Private Eye concludes that because “the body behind the award had so firmly rejected” this book that the question begs itself: “was it perhaps, as some suggested, for extra-poetic reasons? As a successful and very “presentable” young woman…”

Meanwhile, on Wednesday the Times Literary Supplement, in a column called Identity Crisis, called Howe’s win one of “a series of successes on the British prize circuit for persons of colour”, then goes on mainly about writers of colour objecting to being given tokenistic prizes.

It quotes New York poet Morgan Parker in her blog post on the Poetry Foundation site: “You will never stop wondering if your attention and success is only because of your race or gender or orientation. You will never stop wondering if you are being exoticised.” But I don’t see Sarah Howe exoticising herself. Loop of Jade is a fine book, quietly and beautifully written.

Today’s trending hashtag, #derangedpoetess, was born from all this coverage, sparked by a Twitter storm about Oliver Thring’s interview with Howe in the Sunday Times last week. Posted on social media, it immediately attracted comment for its derisive terms of faint praise: “Howe’s thin new volume... took her ten years to write...” Thring says, describing speaking to “...this Cambridge English don whose PhD, she says, was on ‘visual imagination and visual vividness in language’ is to undergo a tutorial sprinkled with wordy phrases...” She “barks a nervous laugh”; her verse “pummels the reader with allusion, scholarship, and a brusque, sixth-formy emphasis on her own intelligence.” It is entirely dismissive.

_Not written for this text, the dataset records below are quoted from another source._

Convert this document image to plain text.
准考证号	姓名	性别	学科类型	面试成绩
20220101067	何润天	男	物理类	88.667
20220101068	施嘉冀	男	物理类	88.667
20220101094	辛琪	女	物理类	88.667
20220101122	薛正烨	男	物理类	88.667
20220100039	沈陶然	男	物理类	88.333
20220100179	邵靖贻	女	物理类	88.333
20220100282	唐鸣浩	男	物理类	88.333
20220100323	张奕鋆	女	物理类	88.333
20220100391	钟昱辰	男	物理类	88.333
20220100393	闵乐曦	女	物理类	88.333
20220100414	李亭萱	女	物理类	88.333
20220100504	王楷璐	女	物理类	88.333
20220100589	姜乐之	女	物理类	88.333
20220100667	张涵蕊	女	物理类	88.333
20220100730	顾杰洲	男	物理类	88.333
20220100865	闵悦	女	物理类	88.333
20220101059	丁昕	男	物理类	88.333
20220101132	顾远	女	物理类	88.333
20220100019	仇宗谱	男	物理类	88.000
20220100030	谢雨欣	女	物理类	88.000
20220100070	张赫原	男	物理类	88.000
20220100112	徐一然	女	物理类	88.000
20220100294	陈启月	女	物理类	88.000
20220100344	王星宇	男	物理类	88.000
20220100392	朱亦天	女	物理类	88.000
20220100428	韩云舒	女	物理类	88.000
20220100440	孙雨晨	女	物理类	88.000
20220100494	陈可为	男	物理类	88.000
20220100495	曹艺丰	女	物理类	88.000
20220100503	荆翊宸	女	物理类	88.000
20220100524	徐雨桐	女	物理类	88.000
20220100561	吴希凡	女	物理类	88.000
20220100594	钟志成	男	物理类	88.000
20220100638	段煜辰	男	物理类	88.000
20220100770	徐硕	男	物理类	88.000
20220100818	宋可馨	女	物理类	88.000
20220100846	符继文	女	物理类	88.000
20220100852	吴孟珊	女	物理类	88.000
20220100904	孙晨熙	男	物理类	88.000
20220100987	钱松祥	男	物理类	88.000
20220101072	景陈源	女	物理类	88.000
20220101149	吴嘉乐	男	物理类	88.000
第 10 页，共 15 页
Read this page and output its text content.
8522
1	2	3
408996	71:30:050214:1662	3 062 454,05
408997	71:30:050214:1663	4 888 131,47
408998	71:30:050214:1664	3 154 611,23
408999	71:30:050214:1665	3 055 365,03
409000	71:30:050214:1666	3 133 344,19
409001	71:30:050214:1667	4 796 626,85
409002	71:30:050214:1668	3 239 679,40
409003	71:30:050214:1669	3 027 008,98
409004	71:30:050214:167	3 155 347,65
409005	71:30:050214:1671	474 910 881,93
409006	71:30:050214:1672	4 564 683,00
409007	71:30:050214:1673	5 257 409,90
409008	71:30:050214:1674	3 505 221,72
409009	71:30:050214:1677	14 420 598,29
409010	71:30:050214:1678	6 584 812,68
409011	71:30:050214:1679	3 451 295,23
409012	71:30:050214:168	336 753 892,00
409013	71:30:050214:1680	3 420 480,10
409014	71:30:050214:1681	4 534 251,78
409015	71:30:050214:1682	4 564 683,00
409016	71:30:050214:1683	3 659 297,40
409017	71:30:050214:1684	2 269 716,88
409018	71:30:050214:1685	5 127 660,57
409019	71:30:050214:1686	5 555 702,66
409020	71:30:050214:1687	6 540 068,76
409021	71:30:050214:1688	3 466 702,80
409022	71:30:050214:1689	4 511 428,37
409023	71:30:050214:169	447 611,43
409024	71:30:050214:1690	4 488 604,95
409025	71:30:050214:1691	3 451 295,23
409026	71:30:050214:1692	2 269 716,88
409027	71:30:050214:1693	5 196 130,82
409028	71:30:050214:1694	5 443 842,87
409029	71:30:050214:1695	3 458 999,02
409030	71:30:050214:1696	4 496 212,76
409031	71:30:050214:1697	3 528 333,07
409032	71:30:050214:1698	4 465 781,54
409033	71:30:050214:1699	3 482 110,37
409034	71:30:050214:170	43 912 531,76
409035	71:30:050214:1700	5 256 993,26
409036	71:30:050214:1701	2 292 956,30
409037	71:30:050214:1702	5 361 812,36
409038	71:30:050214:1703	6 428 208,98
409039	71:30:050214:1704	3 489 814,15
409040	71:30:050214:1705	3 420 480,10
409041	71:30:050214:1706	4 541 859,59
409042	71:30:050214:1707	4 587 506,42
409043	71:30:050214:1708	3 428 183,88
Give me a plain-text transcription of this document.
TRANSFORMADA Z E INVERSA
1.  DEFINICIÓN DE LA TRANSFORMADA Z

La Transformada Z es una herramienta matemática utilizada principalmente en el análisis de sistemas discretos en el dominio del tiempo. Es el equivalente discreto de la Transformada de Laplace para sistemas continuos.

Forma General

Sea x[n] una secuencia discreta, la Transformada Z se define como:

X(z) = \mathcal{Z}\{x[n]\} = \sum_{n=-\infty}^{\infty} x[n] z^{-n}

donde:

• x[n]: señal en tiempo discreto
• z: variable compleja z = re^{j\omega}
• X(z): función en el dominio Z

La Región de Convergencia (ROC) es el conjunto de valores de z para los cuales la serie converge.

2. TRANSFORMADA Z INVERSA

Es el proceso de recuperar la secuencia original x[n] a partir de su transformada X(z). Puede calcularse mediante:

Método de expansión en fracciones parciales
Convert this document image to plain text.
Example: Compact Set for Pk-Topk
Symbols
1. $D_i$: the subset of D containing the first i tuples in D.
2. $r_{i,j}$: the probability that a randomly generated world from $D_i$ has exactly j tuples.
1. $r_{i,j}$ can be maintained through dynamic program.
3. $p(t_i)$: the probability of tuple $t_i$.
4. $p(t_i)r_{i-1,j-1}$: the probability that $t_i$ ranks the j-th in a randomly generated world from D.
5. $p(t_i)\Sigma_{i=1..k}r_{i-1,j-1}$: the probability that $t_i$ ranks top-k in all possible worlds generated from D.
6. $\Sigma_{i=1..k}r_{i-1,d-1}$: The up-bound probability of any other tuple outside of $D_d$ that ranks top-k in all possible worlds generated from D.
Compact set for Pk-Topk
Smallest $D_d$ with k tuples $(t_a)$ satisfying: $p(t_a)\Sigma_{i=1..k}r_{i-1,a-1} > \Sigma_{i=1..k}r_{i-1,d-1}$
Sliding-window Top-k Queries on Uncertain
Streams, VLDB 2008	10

Here it is pic.twitter.com/WtZpfA2FRz

— Amy Key (@msamykey) January 22, 2016

Thring may not be much of a poetry reader – of course he wants to talk about her husband and the furnishings. But facts are easy to check: Howe really is a Renaissance scholar, and her PhD really was on this subject – it doesn’t need quotation marks. And if hyperreality and interleavings are a wordy “pummeling”, one hopes for Mr Thring’s sake that Sir Geoffrey Hill or Jeremy Prynne never wins a big prize.

The author’s claim not to be sexist wasn’t exactly helped by his tweet: “This gentle interview with a leading young poet has led various deranged poetesses to call me thick, sexist etc”. Here’s the thing: people who don’t belittle women also don’t use the term ‘poetesses’.

This gentle interview with a leading young poet has led various deranged poetesses to call me thick, sexist etc... https://t.co/AN5F2TDbzM

— Oliver Thring (@oliverthring) January 22, 2016

So here we have had three male-centric media bastions – and check the VIDA figures if you think I’m making that up – damning a 30-something woman for having won a major book award. They’ve got her on her education, her vocabulary, her “tasteful” home and her looks – everything but her poetry. They don’t like it. One well-known male poet summed it up perfectly on Facebook: “Someone’s taken away their ball”.

Katy Evans-Bush is a poet. Her latest book is Forgive the Language: Essays on Poets & Poetry (published by Penned in the Margins).